Inspirational quote: "I hate waiting." (Inigo Montoya)
I'm still watching that pregnant cat grow larger and larger, stubbornly refusing to pop out any kittens, and it occurs to me how impatient I've been feeling lately. I've waited a very long time to get to where I am right now, in every sense. I'm in my forever house, that I waited forever to get. I'm back in Colorado, but I still feel separated from my old life here, like I'm waiting for a sign to open up some long-closed doors. I'm a career I wanted for at least a decade, but I still have no income. I keep pitching myself and falling flat. After thirty years of struggling, I finally have an overarching diagnosis that explains every-freaking-thing all in one neat package, but after a month I still have no complete treatment plan. I'm waiting for a referral for a rheumatologist, and I assume I will have to go through another round of tests to prove myself before any medications start. And even then I will have to go through trial and error phases with meds to figure out what actually works for me. Every time I turn around, I'm waiting on something else. I hate waiting.

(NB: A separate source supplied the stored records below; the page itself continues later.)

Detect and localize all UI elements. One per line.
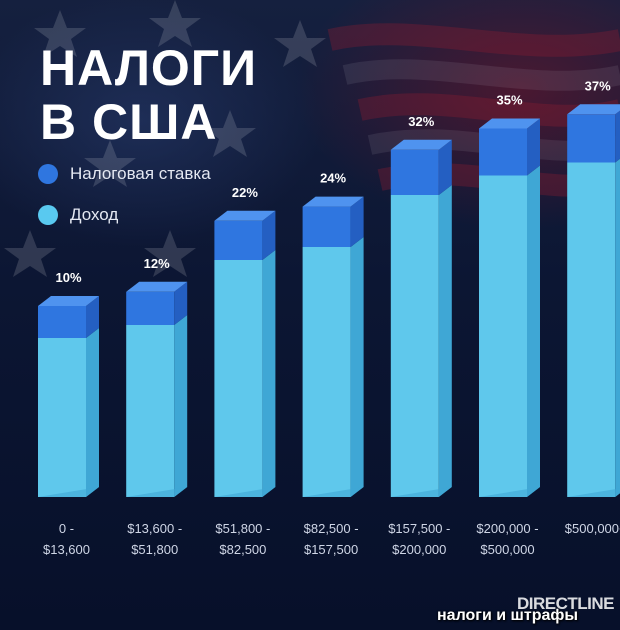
bar-1-income-front [38, 338, 86, 497]
title-line-2: В США [40, 94, 218, 150]
bar-1-category-label-1: 0 - [59, 521, 74, 536]
bar-6-income-side [527, 165, 540, 497]
legend-label-income: Доход [70, 205, 119, 224]
bar-5-value-label: 32% [408, 114, 434, 129]
bar-3-category-label-2: $82,500 [219, 542, 266, 557]
bar-4-value-label: 24% [320, 171, 346, 186]
bar-2-category-label-2: $51,800 [131, 542, 178, 557]
bar-2-tax-side [174, 281, 188, 325]
bar-5-tax-front [390, 149, 439, 195]
bar-4-category-label-2: $157,500 [304, 542, 358, 557]
bar-1-value-label: 10% [55, 270, 81, 285]
bar-6-top-face [479, 118, 540, 129]
bar-1-category-label-2: $13,600 [43, 542, 90, 557]
bar-6-category-label-1: $200,000 - [476, 521, 538, 536]
bar-1-bottom-shade [38, 487, 99, 497]
legend-item-income: Доход [38, 205, 118, 225]
bar-5-top-face [390, 139, 452, 150]
bar-1-top-face [38, 296, 99, 306]
bar-7-value-label: 37% [585, 78, 611, 93]
bar-3-income-front [214, 260, 263, 497]
bar-3-bottom-shade [214, 487, 276, 497]
bar-7-tax-side [615, 110, 620, 163]
bar-2-top-face [126, 281, 188, 292]
bar-1-tax-side [86, 296, 99, 338]
bar-7-category-label-1: $500,000+ [565, 521, 620, 536]
bar-4-income-side [350, 237, 364, 497]
bar-3-value-label: 22% [232, 185, 258, 200]
legend-label-tax-rate: Налоговая ставка [70, 164, 211, 183]
bar-1-income-side [86, 328, 99, 497]
bar-2-income-front [126, 325, 175, 497]
watermark-text: налоги и штрафы [437, 607, 579, 624]
bar-3-category-label-1: $51,800 - [215, 521, 270, 536]
bar-4-income-front [302, 247, 351, 497]
bar-2-income-side [174, 315, 188, 497]
bar-2-value-label: 12% [144, 256, 170, 271]
bar-7-bottom-shade [567, 488, 620, 497]
bar-1-tax-front [38, 306, 86, 338]
bar-3-income-side [262, 250, 276, 497]
bar-2-bottom-shade [126, 487, 188, 497]
bar-5-category-label-2: $200,000 [392, 542, 446, 557]
bar-6-bottom-shade [479, 487, 540, 497]
bar-3-top-face [214, 210, 276, 221]
bar-4-tax-front [302, 206, 351, 247]
bar-4-bottom-shade [302, 487, 364, 497]
bar-3-tax-side [262, 210, 276, 260]
bar-7-income-front [567, 162, 616, 497]
bar-7-tax-front [567, 114, 616, 163]
bar-2-category-label-1: $13,600 - [127, 521, 182, 536]
bar-5-income-front [390, 195, 439, 497]
bar-6-tax-front [479, 128, 527, 176]
brand-logo: DIRECTLINE [517, 594, 615, 613]
bar-5-bottom-shade [390, 487, 452, 497]
bar-6-value-label: 35% [496, 93, 522, 108]
bar-4-category-label-1: $82,500 - [304, 521, 359, 536]
legend-dot-tax-rate [38, 164, 58, 184]
bar-5-tax-side [438, 139, 452, 195]
bar-2-tax-front [126, 291, 175, 325]
bar-4-tax-side [350, 196, 364, 247]
bar-5-category-label-1: $157,500 - [388, 521, 450, 536]
bar-6-income-front [479, 175, 527, 497]
legend-dot-income [38, 205, 58, 225]
legend-item-tax-rate: Налоговая ставка [38, 164, 211, 184]
title-line-1: НАЛОГИ [40, 40, 258, 96]
bar-6-category-label-2: $500,000 [480, 542, 534, 557]
bar-4-top-face [302, 196, 364, 207]
bar-7-income-side [615, 158, 620, 497]
bar-5-income-side [438, 185, 452, 497]
bar-7-top-face [567, 104, 620, 115]
bar-3-tax-front [214, 220, 263, 260]
bar-6-tax-side [527, 118, 540, 176]
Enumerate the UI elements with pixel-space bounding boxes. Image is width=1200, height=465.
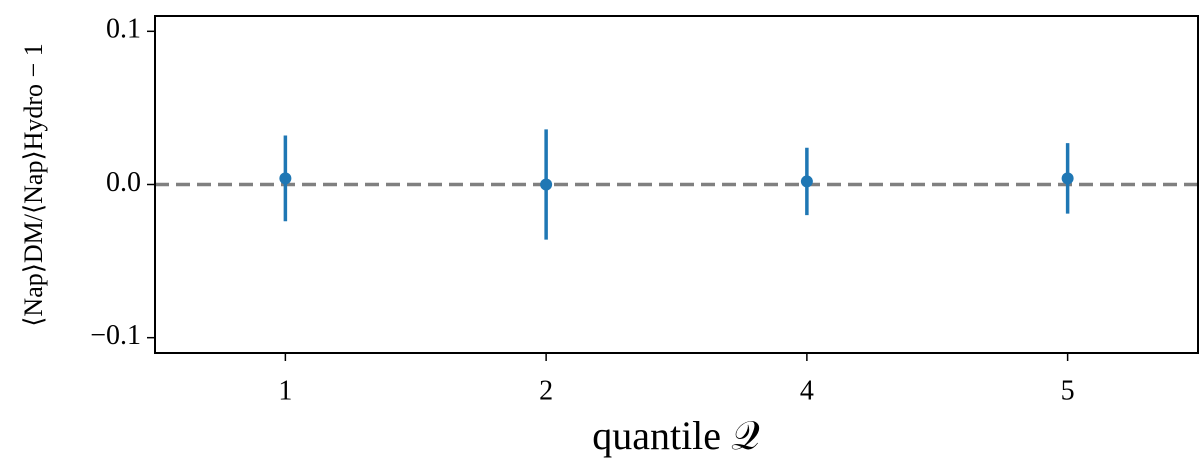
point: [1061, 172, 1074, 185]
y-tick-label: 0.0: [106, 167, 141, 198]
point: [800, 175, 813, 188]
x-tick-label: 5: [1061, 375, 1075, 406]
y-tick-label: −0.1: [90, 320, 141, 351]
x-axis-label: quantile 𝒬: [592, 413, 760, 458]
plot-frame: [154, 15, 1199, 354]
x-tick-label: 4: [800, 375, 814, 406]
x-tick-label: 2: [539, 375, 553, 406]
y-axis-label: ⟨Nap⟩DM/⟨Nap⟩Hydro − 1: [19, 43, 48, 326]
x-tick-label: 1: [278, 375, 292, 406]
point: [540, 178, 553, 191]
point: [279, 172, 292, 185]
y-tick-label: 0.1: [106, 14, 141, 45]
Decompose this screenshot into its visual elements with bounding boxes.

My schedule rarely aligns with my daughter's anymore. I don't get to see her very often, for all that we live less than half an hour apart. She keeps picking up more and more shifts at work, and considering her career field, I know that she needs lots of sleep in her down time so that she is at her best on the clock. I've spent too much time waiting for us both to have a free day, so this time we actually plugged it into the calendar like an appointment. Boy, did I need it. We shopped a little, we had lunch, and we talked. Lots and lots of talking. We shouldn't wait so long to do this. She and I communicate almost by osmosis. But even with our seamless communication, it still gets backed up and hectic when we try to put a month's worth of mommy-daughter time into a single lunch and walk up Pearl Street and back. I came home exhausted after our rapid-fire catch up session.
When I got to the condo to pick my daughter up, I met Jake. Jake is a fluffy, fawn-colored boy who likes to walk past my daughter's windows and listen to Moosie howl. And howl she does, usually during sleeping hours. Jake is as friendly as he could be. He walked up to me, a total stranger wearing a big floppy hat, and asked to be petted. He even offered me his belly. There were little girls inside the condo who were less than amused at seeing their grandmother paying attention to That Boy. Especially when it meant they had to wait to go outside and play until he left.